Em síntese para a Aldeia do Xisto da Pena, o Gabinete Técnico Local definiu as seguintes intervenções: imóveis particulares (arranjo de fachadas; arranjo de coberturas; currais e arrecadações; instalação de cercas); imóveis públicos (construção de lavadouro público; recuperação de alminhas; recuperação de moinho comunitário/construção de represa de água; construção de alpendre comunitário para alfaias agrícolas); espaços públicos (requalificação do Largo A; requalificação do Largo B; requalificação do Largo dos Castanheiros; remoção de betuminoso/assentamento de calçadas; regularização do pavimento rochoso de arruamentos; colocação de placas toponímicas (ruas e largos); colocação de placas toponímicas (nome da aldeia); infraestruturas (melhoria da iluminação pública e reformulação da rede de distribuição elétrica; reformulação da rede telefónica, melhoria da rede de abastecimento de água; instalação de drenagem e tratamentos de águas residuais; instalação da rede de drenagem de águas pluviais; instalação de 3 bocas de incêndio com kit de mangueira extensível).

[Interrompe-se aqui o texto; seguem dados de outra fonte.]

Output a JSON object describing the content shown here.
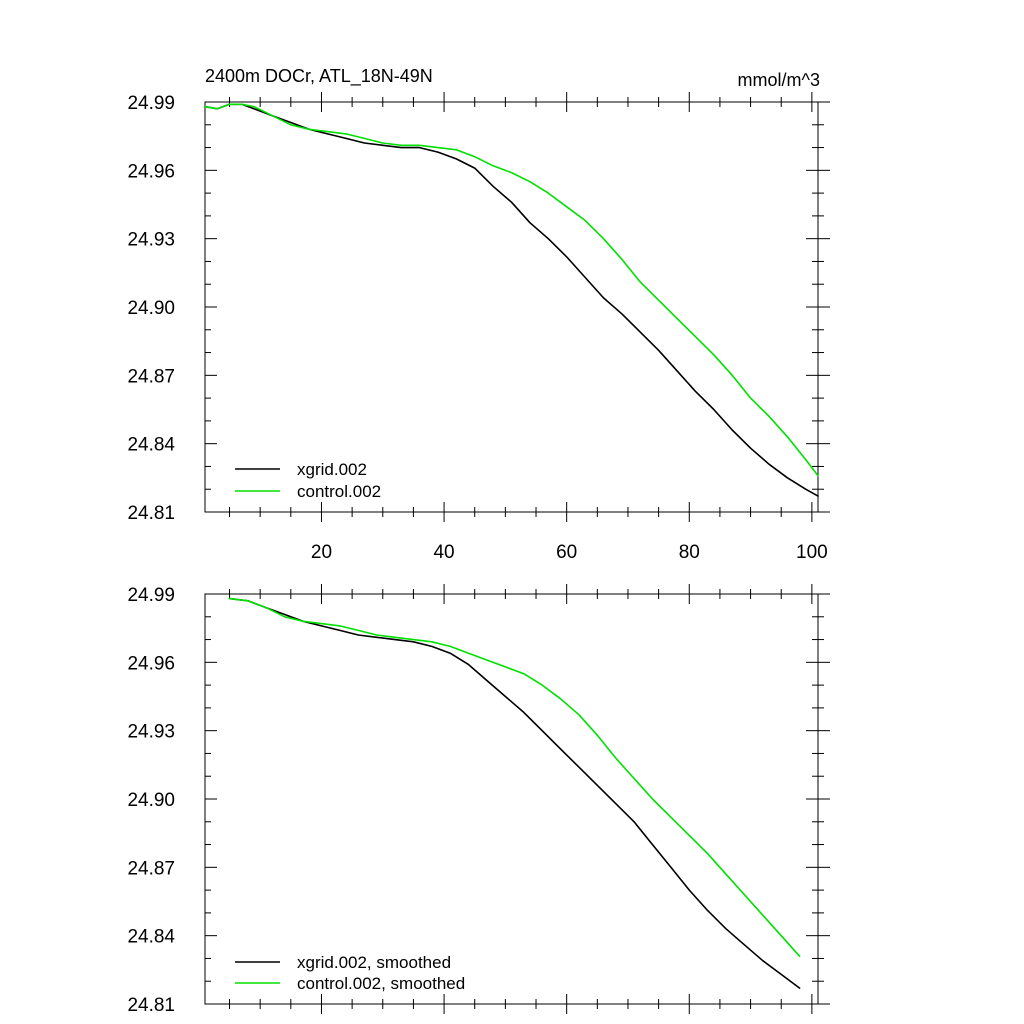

O Programa de Aldeia definido para a Pena apresentava custos totais previstos cifrados em 472.030,78 euros. Deste total, 188.276.19 euros estavam destinados para as invenções a realizar nos 64 imóveis particulares que se previa intervencionar, correspondendo 122.955,24 euros para a reparação de fachadas e 65.280,95 euros para a recuperação de coberturas. No referido plano previa-se, ainda, um custo total de 104.904,59 euros para intervenções a realizar em espaços públicos.
As intervenções preceituadas na Pena revelam um investimento médio de 18.896,5 euros por habitante (a média mais baixa do conjunto das quatro aldeias analisadas, fruto de esta registar o maior efetivo populacional à data das intervenções, com 25 habitantes), sendo que, esta aldeia teve uma intervenção profunda com a implementação do Programa das Aldeias do Xisto, num investimento global que rondou os 472.411,82 euros, correspondentes a cerca de 34,2% do total investido no concelho de Góis e 3,54% do investimento total executado nas vinte e quatro Aldeias do Xisto.
Relativamente à distribuição do investimento executado, segundo as tipologias/categorias de intervenção, na Pena destacam-se as intervenções realizadas em imóveis particulares com mais de 133 mil euros (40,41% do total). Por sua vez, as infraestruturas alocando 32,94% do investimento total executado na aldeia (equivalente a 155.600 euros), e os espaços públicos com 26,65% do total executado (mais de 88 mil euros) completam o montante global executado na Aldeia do Xisto da Pena.
As intervenções levadas a cabo na Pena permitiram, ainda, a recuperação de dois edifícios reconvertendo-os em unidades de Turismo em Espaço Rural (“Casa da Cereijinha” (Figura 111) e “Casa do Neveiro” (Figura 112) dotando, assim, esta aldeia com a capacidade de alojamento de turistas que visitem estes lugares serranos.